Good use of BATCH statement

How to use a BATCH statement.

Batch operations can be beneficial. See these examples below to see a good use of BATCH. The examples below use the following table cyclist_expenses:
cqlsh> CREATE TABLE cycling.cyclist_expenses ( 
  cyclist_name text, 
  balance float STATIC, 
  expense_id int, 
  amount float, 
  description text, 
  paid boolean, 
  PRIMARY KEY (cyclist_name, expense_id) 
);
Note that balance is STATIC.

Procedure

Single partition batch

  • The first INSERT in the BATCH statement sets the balance to zero. The next two statements insert an expense_id and change the balance value. All the INSERT and UPDATE statements in this batch write to the same partition, keeping the latency of the write operation low.
    cqlsh> BEGIN BATCH
      INSERT INTO cycling.cyclist_expenses (cyclist_name, balance) VALUES ('Vera ADRIAN', 0) IF NOT EXISTS;
      INSERT INTO cycling.cyclist_expenses (cyclist_name, expense_id, amount, description, paid) VALUES ('Vera ADRIAN', 1, 7.95, 'Breakfast', false);
      APPLY BATCH;

    This batching example includes conditional updates combined with using static columns. Recall that single partition batches are not logged.

    Note: It would be reasonable to expect that an UPDATE to the balance could be included in this BATCH statement:
    cqlsh> UPDATE cycling.cyclist_expenses SET balance = -7.95 WHERE cyclist_name = 'Vera ADRIAN' IF balance = 0;
    
    However, it is important to understand that all the statements processed in a BATCH statement timestamp the records with the same value. The operations may not perform in the order listed in the BATCH statement. The UPDATE might be processed BEFORE the first INSERT that sets the balance value to zero, allowing the conditional to be met.

    An acknowledgement of a batch statement is returned if the batch operation is successful.


    The resulting table will only have one record so far.
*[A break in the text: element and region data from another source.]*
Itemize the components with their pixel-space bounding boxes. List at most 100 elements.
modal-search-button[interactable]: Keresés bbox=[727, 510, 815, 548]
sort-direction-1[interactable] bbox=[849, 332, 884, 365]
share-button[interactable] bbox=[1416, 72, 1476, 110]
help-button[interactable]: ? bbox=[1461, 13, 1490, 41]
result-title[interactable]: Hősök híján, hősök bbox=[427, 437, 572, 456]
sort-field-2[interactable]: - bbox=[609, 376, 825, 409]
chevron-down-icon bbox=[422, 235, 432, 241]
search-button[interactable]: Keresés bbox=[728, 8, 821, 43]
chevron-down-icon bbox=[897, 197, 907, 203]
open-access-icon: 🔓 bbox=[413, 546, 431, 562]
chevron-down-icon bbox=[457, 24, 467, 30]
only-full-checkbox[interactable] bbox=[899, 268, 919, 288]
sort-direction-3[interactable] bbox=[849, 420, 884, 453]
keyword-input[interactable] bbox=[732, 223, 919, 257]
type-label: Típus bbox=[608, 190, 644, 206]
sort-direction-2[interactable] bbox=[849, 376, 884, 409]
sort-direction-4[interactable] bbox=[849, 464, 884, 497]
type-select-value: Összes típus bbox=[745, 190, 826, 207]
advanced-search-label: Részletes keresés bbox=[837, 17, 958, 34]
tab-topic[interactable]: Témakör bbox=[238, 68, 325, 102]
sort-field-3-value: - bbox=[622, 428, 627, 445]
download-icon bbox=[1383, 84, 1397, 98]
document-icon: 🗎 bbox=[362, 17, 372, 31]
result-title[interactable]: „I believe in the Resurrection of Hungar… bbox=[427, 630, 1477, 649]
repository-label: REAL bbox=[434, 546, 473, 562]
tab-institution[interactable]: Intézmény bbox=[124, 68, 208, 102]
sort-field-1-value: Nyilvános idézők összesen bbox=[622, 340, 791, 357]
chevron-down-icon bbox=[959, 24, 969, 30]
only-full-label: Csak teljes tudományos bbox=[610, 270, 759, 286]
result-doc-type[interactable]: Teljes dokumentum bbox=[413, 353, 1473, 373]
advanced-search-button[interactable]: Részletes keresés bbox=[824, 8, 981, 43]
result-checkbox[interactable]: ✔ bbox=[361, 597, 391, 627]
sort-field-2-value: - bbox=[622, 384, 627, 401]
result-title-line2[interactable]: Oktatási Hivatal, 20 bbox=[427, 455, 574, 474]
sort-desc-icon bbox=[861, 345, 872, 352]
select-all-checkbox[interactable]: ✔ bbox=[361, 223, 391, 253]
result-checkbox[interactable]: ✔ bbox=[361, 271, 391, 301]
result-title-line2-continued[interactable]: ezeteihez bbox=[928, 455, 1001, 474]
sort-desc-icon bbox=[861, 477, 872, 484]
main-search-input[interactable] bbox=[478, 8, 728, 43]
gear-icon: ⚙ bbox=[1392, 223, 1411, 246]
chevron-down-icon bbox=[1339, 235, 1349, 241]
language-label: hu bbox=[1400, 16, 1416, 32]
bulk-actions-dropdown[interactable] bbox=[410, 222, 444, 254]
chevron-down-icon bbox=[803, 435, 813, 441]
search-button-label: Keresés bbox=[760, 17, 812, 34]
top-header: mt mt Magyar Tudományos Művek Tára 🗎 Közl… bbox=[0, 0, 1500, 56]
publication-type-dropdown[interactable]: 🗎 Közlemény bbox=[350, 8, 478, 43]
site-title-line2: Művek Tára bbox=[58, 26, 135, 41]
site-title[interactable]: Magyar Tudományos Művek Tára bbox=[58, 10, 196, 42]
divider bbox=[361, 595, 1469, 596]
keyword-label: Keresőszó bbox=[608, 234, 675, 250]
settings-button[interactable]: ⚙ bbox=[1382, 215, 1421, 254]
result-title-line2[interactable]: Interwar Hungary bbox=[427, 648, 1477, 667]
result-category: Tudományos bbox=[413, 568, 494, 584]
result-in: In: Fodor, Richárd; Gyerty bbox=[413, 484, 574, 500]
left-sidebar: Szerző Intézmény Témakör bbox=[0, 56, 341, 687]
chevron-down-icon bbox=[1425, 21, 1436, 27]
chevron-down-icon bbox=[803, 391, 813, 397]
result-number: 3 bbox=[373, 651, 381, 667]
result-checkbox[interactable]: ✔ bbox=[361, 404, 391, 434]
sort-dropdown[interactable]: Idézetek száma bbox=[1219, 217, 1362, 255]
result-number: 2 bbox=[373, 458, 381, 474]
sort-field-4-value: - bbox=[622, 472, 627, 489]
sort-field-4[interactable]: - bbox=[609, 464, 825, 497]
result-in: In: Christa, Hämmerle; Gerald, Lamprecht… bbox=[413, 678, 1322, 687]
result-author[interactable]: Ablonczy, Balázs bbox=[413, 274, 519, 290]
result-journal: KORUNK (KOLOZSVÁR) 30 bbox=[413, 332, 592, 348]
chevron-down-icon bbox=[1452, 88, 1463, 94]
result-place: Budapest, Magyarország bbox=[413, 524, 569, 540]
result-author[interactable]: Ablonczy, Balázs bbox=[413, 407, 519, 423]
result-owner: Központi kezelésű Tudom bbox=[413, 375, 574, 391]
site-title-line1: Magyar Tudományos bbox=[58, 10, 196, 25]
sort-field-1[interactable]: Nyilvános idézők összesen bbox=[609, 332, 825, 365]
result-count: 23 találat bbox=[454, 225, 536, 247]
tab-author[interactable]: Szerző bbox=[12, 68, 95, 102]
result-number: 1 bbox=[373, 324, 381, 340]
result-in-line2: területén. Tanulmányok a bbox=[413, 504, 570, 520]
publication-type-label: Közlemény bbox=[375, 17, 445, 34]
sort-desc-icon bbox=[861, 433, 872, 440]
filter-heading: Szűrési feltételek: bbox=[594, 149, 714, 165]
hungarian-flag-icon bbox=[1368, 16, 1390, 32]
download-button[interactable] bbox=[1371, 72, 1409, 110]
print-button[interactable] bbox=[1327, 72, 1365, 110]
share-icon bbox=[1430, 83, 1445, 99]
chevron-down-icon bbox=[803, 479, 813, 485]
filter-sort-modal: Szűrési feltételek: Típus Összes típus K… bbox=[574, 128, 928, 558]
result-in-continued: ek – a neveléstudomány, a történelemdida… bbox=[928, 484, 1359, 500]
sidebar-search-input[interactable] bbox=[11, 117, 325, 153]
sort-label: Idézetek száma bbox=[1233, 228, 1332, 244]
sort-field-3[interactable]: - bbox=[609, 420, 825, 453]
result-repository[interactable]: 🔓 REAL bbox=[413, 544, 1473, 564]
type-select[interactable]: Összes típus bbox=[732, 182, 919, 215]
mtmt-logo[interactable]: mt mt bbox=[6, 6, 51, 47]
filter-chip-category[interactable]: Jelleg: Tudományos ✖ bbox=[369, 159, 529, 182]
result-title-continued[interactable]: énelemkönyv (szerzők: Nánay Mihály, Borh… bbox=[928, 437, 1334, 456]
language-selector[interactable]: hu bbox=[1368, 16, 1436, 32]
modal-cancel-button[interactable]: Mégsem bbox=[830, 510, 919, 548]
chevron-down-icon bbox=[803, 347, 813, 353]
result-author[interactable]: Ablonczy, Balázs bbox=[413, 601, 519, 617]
  • The balance can be adjusted separately with an UPDATE statement. Now the balance will reflect that breakfast was unpaid.
    cqlsh> UPDATE cycling.cyclist_expenses SET balance = -7.95 WHERE cyclist_name = 'Vera ADRIAN' IF balance = 0;


  • The table cyclist_expenses stores records about each purchase by a cyclist and includes the running balance of all the cyclist's purchases. Because the balance is static, all purchase records for a cyclist have the same running balance. This BATCH statement inserts expenses for two more meals changes the balance to reflect that breakfast and dinner were unpaid.
    cqlsh> BEGIN BATCH
    INSERT INTO cycling.cyclist_expenses (cyclist_name, expense_id, amount, description, paid) VALUES ('Vera ADRIAN', 2, 13.44, 'Lunch', true);
    INSERT INTO cycling.cyclist_expenses (cyclist_name, expense_id, amount, description, paid) VALUES ('Vera ADRIAN', 3, 25.00, 'Dinner', false);
    UPDATE cycling.cyclist_expenses SET balance = -32.95 WHERE cyclist_name = 'Vera ADRIAN' IF balance = -7.95;
    APPLY BATCH;


  • Finally, the cyclist pays off all outstanding bills and the balance of the account goes to zero.
    cqlsh> BEGIN BATCH
    UPDATE cycling.cyclist_expenses SET balance = 0 WHERE cyclist_name = 'Vera ADRIAN' IF balance = -32.95;
    UPDATE cycling.cyclist_expenses SET paid = true WHERE cyclist_name = 'Vera ADRIAN' AND expense_id = 1 IF paid = false;
    UPDATE cycling.cyclist_expenses SET paid = true WHERE cyclist_name = 'Vera ADRIAN' AND expense_id = 3 IF paid = false;
    APPLY BATCH;


    Because the column is static, you can provide only the partition key when updating the data. To update a non-static column, you would also have to provide a clustering key. Using batched conditional updates, you can maintain a running balance. If the balance were stored in a separate table, maintaining a running balance would not be possible because a batch having conditional updates cannot span multiple partitions.

Multiple partition logged batch

  • A classic example for using BATCH for a multiple partition insert involves writing the same data to two related tables:
    cqlsh> BEGIN LOGGED BATCH
    INSERT INTO cycling.cyclist_names (cyclist_name, race_id) VALUES ('Vera ADRIAN', 100);
    INSERT INTO cycling.cyclist_by_id (race_id, cyclist_name) VALUES (100, 'Vera ADRIAN');
    APPLY BATCH;
    Here, it is important that the same data is written to both tables to keep them in synchronization. Another common use for this batch operation is updating usernames and passwords.